Documents obtained by Radio New Zealand show the Department of Labour had not developed a co-ordinated position on asbestos hazards in the Christchurch rebuild, almost two years after the 2011 quake. From WorkSafe New Zealand and the Earthquake Commission, the information was provided under the Official Information Act.
This week the Government, the Earthquake Commission and Fletcher Construction gave assurances the hazardous material has been handled responsibly and effectively.
However, an email from December 2012 from a Department of Labour manager shows it was then still trying to work out the best way to deal with asbestos hazards in the Christchurch rebuild.
The email has "Asbestos and Canterbury" in the subject line and was sent by Francois Barton from what was then called the Department of Labour.
In it he said "a clear and more coordinated position and response on asbestos in Canterbury from us is non-negotiable, we need to get a plan for how we'll develop that position, before we debate what that position might be".
Mr Barton went on to say "The subsequent issue of future exposure risk from encased asbestos...remains live, but clearly sits in the wider context of the multiple asbestos products in many NZ homes and touches on the DIY homeowner aspect."
"My sense is that there are small steps underway regarding improvement across most of these aspects, but we collectively have significant scope for improvement... we're still very much forming a view on how to effect a more coordinated response," he wrote.
Canterbury's medical officer of health, Dr Alistair Humphrey, said talks about the hazard of asbestos fibres during post-quake repairs to Canterbury homes began in 2012, and he personally raised them.
Dr Humphrey believed there were inconsistencies in guidelines over its handling and a slow response to its dangers.
He told Morning Report that up till that point he felt ignored, but shortly after WorkSafe started educating the workforce.
Dr Humphrey said his main concern was that asbestos damaged ceilings were being covered with plaster board and that would disguise a potential hazard, which was what he raised at that stage.
A number of residents in Canterbury have told Radio New Zealand that they believe they have been exposed to asbestos fibres during quake repairs.
They have rejected the assurances from the Earthquake Commission and Fletcher EQR, which is overseeing the Christchurch rebuild, that people have not been put in danger.
The homeowners say that while processes for testing houses may be robust now, that wasn't the case in the first two years of the rebuild.
On Thursday an advocacy group set up its own register to record asbestos information because no overall, single register exists in Canterbury.
A spokesperson for the group Earthquake Services, Sarah O'Brien, said the register has been formed so data could be collected and numbers taken to the Canterbury District Health Board.
She said the service needed people to come forward to gather written evidence in a number form to be presented to the Government.
Ms O'Brien said so far, the plight of the people and the health risk has been ignored.

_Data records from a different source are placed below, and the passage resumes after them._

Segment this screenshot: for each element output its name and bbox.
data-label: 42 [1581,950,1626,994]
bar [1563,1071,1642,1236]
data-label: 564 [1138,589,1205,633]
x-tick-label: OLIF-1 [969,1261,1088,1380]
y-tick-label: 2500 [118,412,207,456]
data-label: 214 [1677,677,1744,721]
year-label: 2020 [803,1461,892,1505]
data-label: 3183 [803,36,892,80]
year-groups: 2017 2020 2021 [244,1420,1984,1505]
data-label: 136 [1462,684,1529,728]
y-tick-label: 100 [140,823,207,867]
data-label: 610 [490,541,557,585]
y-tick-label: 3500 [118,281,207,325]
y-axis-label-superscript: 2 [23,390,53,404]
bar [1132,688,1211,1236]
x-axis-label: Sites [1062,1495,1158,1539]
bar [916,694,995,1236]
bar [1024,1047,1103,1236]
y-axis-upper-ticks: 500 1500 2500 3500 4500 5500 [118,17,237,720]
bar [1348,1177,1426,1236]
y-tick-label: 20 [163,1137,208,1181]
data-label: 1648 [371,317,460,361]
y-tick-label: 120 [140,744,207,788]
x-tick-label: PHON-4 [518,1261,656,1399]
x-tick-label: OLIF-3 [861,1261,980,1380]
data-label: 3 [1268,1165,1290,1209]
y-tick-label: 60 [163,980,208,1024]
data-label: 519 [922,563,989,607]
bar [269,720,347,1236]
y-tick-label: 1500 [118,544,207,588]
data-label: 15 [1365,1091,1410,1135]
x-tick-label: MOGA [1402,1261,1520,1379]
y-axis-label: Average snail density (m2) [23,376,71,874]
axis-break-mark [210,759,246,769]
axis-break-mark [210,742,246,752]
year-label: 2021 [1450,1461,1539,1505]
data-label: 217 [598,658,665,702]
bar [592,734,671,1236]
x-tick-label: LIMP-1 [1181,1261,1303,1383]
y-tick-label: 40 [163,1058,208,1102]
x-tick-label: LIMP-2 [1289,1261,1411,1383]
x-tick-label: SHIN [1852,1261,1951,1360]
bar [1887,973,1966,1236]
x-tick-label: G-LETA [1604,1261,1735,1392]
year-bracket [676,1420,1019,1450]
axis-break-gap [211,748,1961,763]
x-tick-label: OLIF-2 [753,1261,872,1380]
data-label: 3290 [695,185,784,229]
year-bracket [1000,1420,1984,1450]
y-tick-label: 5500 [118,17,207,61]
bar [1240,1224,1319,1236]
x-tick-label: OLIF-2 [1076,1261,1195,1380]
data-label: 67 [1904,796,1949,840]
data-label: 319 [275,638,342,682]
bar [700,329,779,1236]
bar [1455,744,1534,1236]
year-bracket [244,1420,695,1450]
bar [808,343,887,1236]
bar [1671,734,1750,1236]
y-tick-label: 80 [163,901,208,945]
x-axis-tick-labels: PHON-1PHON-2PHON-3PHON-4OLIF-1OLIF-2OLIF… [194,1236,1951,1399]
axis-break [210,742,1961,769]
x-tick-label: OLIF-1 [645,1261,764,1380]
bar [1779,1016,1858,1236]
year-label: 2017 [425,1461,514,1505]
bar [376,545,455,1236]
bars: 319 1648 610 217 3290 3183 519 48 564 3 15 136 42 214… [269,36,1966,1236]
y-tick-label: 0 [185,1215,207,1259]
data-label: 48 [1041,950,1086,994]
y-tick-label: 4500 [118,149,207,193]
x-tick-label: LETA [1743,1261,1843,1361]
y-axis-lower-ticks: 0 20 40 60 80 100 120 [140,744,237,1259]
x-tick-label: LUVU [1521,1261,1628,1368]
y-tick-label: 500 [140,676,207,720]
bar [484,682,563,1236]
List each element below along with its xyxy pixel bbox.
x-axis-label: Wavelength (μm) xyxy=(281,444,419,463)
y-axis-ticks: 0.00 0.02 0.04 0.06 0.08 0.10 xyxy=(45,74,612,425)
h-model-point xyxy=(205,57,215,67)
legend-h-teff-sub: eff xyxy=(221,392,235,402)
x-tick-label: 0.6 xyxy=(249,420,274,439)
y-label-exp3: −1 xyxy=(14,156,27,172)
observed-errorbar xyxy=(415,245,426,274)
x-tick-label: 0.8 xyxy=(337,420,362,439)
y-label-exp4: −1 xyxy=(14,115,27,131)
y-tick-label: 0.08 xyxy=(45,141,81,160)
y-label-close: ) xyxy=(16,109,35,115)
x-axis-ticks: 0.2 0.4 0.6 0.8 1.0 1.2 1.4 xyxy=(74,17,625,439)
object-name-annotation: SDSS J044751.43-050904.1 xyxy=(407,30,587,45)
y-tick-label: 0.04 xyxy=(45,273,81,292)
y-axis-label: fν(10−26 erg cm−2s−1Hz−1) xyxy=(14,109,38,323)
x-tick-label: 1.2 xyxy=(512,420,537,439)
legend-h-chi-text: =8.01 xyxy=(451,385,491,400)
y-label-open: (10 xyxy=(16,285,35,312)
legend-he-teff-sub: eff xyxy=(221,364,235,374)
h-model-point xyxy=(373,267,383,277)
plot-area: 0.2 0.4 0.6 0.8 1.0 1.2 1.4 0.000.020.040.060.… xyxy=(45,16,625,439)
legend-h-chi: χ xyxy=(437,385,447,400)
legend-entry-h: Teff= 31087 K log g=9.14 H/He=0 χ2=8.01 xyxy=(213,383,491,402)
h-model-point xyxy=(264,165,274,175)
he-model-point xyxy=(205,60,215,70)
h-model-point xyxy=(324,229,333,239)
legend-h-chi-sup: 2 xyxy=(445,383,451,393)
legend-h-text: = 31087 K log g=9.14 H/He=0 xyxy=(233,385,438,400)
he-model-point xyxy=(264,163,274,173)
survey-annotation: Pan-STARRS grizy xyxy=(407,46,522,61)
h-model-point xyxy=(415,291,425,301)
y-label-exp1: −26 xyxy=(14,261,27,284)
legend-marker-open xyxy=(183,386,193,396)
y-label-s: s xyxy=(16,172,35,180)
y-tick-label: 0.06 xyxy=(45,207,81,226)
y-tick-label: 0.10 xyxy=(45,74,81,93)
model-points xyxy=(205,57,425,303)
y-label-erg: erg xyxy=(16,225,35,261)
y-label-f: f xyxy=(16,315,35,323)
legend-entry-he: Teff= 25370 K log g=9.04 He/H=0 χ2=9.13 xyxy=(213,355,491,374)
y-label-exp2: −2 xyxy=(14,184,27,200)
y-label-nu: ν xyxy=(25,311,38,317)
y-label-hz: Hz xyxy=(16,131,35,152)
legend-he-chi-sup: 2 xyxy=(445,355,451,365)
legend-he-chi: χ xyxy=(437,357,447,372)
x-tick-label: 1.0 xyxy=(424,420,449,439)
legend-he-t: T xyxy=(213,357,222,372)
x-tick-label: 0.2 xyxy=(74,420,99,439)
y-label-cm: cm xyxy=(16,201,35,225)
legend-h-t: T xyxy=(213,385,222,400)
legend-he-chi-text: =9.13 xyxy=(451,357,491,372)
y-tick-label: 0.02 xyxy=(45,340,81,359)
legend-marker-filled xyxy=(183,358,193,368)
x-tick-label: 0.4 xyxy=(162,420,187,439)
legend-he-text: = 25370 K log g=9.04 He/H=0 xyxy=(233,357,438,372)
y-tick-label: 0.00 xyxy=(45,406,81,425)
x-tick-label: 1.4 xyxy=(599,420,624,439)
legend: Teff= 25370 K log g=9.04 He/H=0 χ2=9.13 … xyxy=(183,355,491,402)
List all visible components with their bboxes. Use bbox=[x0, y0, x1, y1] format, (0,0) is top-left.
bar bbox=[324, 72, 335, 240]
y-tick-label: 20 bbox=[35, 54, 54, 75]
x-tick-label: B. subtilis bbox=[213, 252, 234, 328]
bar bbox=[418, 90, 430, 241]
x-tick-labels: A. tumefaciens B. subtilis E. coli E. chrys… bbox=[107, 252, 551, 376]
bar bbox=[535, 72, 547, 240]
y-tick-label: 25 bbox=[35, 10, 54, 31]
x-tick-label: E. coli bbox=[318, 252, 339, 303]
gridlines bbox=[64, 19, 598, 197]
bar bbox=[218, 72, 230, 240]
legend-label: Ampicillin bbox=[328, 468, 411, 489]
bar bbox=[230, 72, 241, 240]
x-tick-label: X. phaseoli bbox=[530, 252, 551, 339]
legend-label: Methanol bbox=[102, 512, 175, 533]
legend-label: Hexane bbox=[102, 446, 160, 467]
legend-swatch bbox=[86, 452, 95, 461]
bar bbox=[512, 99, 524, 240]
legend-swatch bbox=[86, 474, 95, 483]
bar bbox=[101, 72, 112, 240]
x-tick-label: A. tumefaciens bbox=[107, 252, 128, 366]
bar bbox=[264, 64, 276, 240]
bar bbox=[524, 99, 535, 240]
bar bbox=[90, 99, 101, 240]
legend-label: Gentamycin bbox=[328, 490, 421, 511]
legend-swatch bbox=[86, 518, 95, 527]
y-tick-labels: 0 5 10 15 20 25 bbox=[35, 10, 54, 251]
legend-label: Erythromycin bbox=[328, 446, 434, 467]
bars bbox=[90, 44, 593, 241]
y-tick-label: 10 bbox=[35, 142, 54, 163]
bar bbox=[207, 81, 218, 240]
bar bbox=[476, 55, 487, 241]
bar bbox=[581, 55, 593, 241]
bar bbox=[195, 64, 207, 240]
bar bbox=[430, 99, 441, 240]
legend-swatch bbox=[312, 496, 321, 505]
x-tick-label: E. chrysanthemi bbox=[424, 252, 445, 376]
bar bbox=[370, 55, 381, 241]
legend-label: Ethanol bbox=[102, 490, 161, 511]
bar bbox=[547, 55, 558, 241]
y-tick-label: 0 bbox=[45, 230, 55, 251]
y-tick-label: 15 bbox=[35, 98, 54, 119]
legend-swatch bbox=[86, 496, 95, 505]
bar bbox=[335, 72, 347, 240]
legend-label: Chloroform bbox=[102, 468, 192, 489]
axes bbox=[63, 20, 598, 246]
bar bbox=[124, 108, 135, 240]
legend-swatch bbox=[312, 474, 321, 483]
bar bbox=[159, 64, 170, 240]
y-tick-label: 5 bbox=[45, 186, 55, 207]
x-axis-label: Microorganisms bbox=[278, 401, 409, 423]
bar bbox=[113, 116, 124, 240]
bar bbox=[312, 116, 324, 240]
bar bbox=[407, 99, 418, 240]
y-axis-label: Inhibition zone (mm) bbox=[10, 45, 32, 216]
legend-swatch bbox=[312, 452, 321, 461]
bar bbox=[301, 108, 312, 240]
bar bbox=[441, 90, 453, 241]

She said the group has tried for months to contact Christchurch mayor Lianne Dalziel to set up a register through an 0800 number, but has not been successful.
Key reserves judgement at this stage
The Prime Minister is reserving judgement on whether Fletcher EQR has followed the rules on how to handle asbestos.
John Key said WorkSafe was not yet in a position to decide whether charges should be laid. He said it was a matter for WorkSafe to decide whether Fletchers discharged their responsibilities and if they didn't want action they wanted to take.
Mr Key said there was no need for Cantabrians to be unnecessarily alarmed as a result of the investigation into Fletcher EQR.